The client did not know about this at all. He thought everything was fine. He applied for and was given a Minnesota driver’s license. He then had been stopped by police several times and each time, the police searched for warrants for him using his name and date of birth. Nothing ever showed up.
Long Beach Police Station
One day in 2019, however, he was applying for a job and the customary background check was performed on him. The employer advised him that there was a bench warrant for him out of the Long Beach Superior Court. Our client knew what this was for and called Greg Hill & Associates.
He explained what he remembered happening from sixteen years earlier. Greg then went to court and got a photocopy of the docket on the client’s case. Greg explained that the client had completed just over a year of probation before his probation was revoked for nonpayment of $2,095 in court fines and fees.
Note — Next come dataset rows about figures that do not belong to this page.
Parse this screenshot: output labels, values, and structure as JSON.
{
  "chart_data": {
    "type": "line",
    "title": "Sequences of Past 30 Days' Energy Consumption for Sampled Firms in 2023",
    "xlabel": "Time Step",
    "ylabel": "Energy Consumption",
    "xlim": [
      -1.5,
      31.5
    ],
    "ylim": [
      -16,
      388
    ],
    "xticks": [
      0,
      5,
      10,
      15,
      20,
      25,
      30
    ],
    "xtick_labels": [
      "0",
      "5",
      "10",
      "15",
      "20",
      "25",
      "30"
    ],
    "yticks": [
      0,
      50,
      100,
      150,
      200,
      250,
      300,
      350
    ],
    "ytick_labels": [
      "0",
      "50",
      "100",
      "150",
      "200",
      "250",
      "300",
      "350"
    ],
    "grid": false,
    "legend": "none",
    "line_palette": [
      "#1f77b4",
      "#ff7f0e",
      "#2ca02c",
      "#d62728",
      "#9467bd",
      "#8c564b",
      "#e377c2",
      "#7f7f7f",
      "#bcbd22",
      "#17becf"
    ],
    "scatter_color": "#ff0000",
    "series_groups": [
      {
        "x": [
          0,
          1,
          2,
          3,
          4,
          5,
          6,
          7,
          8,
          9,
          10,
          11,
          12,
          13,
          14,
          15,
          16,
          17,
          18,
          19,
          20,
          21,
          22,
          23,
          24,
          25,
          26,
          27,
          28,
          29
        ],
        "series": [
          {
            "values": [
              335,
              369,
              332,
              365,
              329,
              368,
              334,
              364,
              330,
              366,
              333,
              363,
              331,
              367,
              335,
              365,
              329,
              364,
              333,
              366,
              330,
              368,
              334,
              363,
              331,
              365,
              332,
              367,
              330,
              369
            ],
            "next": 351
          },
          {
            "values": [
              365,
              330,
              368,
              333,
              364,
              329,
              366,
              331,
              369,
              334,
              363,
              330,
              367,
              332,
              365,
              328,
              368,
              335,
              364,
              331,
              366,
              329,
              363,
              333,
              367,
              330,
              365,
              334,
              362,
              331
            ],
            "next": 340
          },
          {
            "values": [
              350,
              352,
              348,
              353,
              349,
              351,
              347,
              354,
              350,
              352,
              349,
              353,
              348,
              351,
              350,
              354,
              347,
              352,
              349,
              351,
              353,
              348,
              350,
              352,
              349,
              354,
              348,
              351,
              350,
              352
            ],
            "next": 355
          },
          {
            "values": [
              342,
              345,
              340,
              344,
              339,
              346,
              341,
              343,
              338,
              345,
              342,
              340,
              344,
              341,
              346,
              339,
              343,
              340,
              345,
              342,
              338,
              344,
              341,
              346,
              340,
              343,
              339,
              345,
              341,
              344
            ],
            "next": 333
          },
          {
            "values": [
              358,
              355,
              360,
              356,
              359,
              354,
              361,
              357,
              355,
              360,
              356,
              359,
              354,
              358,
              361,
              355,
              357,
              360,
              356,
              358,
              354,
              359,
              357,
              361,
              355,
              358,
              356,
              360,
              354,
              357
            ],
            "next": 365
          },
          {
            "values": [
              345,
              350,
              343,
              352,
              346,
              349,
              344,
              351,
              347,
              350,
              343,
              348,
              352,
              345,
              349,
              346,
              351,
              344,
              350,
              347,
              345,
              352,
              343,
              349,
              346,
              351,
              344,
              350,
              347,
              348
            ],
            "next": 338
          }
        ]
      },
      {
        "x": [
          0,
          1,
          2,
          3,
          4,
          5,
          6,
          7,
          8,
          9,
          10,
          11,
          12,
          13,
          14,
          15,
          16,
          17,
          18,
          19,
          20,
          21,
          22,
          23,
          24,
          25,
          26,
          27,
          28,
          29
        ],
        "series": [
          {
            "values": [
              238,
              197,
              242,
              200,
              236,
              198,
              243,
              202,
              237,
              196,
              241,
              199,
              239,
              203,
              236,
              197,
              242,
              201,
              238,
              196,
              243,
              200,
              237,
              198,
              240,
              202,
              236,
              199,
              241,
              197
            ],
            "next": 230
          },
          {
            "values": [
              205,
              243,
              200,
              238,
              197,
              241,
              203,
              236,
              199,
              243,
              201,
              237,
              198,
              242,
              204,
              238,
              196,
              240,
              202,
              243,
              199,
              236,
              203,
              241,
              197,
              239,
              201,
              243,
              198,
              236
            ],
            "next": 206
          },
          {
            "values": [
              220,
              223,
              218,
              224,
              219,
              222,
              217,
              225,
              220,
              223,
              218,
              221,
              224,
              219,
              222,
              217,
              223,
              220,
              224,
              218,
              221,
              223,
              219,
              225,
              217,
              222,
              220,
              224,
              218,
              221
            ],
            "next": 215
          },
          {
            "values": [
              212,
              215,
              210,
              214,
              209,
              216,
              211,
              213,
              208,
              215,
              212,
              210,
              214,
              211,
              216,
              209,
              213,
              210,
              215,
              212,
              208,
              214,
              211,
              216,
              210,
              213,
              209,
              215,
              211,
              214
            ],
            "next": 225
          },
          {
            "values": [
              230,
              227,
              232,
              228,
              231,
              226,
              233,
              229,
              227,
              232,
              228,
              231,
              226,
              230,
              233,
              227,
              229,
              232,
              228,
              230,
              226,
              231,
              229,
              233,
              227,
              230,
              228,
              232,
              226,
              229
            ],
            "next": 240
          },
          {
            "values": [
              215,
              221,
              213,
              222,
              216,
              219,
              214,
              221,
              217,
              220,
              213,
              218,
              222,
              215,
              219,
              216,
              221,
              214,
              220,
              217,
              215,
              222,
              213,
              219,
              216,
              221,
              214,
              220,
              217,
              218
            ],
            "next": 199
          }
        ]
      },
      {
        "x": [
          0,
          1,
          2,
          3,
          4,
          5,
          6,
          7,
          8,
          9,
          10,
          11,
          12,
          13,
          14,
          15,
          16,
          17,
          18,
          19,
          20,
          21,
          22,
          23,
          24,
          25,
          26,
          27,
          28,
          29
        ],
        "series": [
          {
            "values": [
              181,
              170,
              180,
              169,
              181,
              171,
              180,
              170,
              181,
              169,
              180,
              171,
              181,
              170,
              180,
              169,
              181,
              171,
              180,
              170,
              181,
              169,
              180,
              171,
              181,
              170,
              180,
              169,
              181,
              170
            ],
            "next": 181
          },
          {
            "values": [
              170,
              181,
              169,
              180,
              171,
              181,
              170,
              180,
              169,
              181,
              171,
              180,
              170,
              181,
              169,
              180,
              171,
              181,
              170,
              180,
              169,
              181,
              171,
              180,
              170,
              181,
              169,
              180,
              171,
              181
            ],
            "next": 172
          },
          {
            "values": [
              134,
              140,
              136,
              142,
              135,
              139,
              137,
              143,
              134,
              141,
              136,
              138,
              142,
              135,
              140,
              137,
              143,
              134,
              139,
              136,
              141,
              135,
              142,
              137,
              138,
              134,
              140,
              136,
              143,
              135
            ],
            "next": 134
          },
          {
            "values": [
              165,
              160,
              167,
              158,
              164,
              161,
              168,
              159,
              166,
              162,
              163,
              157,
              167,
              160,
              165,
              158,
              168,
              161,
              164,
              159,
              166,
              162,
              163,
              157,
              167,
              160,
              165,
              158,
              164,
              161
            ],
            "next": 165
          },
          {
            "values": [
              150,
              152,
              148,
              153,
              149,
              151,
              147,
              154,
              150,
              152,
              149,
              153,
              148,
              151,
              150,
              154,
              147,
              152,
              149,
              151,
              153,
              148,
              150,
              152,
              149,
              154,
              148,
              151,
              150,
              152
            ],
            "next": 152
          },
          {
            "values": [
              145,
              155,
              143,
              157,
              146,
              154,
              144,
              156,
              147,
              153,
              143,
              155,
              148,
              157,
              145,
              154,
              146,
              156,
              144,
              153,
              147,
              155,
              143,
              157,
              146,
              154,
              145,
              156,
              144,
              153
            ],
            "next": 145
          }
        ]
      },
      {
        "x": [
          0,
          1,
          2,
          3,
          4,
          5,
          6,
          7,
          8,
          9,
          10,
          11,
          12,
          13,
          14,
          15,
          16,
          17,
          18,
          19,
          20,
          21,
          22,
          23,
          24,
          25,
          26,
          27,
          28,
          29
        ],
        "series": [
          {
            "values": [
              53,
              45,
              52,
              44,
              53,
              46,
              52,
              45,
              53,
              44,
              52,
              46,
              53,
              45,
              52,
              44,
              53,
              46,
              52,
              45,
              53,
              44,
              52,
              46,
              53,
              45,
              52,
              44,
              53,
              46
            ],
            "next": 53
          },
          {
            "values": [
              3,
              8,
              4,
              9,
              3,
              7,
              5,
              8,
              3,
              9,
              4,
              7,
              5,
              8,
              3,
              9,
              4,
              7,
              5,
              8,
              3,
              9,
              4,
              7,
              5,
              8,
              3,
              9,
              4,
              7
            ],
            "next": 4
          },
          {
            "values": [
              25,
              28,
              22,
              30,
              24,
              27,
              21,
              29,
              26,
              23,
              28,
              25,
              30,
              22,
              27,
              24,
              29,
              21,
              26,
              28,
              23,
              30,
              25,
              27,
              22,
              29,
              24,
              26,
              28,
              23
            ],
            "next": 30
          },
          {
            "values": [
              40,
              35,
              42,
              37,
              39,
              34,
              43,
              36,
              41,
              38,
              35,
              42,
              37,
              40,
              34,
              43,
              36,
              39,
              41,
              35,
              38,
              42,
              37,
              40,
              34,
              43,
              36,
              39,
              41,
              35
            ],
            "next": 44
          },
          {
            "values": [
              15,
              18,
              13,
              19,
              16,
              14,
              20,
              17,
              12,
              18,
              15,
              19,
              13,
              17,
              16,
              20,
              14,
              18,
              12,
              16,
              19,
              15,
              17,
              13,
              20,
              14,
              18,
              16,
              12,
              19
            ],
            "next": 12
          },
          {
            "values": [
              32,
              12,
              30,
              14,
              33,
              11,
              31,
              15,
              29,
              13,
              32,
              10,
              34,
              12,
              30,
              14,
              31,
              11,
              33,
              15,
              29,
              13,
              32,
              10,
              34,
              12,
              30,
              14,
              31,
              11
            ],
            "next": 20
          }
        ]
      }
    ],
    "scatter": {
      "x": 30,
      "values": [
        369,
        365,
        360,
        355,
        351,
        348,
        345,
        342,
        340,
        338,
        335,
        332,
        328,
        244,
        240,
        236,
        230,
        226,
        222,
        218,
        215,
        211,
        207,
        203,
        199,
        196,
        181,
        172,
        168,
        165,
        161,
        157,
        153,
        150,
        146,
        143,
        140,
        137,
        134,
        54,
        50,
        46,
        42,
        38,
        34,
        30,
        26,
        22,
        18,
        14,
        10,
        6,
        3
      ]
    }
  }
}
Greg explained that he could go to the Long Beach Superior Court on the client’s behalf and offer to pay the outstanding court fines and fees, if the client could pay. Greg would then ask the judge to have probation reinstated, but this would mean two more years of being on informal probation, which might hurt his employment opportunities.
The client agreed to pay the overdue fines and fees and send Greg to court to have the bench warrant recalled so the client could get the new job in Minnesota his employer promised once the bench warrant was recalled.
The Long Beach judge assigned to hearing the case recalled the bench warrant and, in a show of appreciation for the client paying the overdue fines and fees, agreed to simply end probation early, given that over sixteen years had passed since the plea was entered.
When Greg advised the client of probation being terminated “early,” meaning he did not need to serve a further two years, he was very happy. Greg then explained that the client was then eligible to have the conviction expunged, which the client said he was interested in doing so he could always answer “no” to having ever been convicted of any felony or a misdemeanor because he had no other convictions.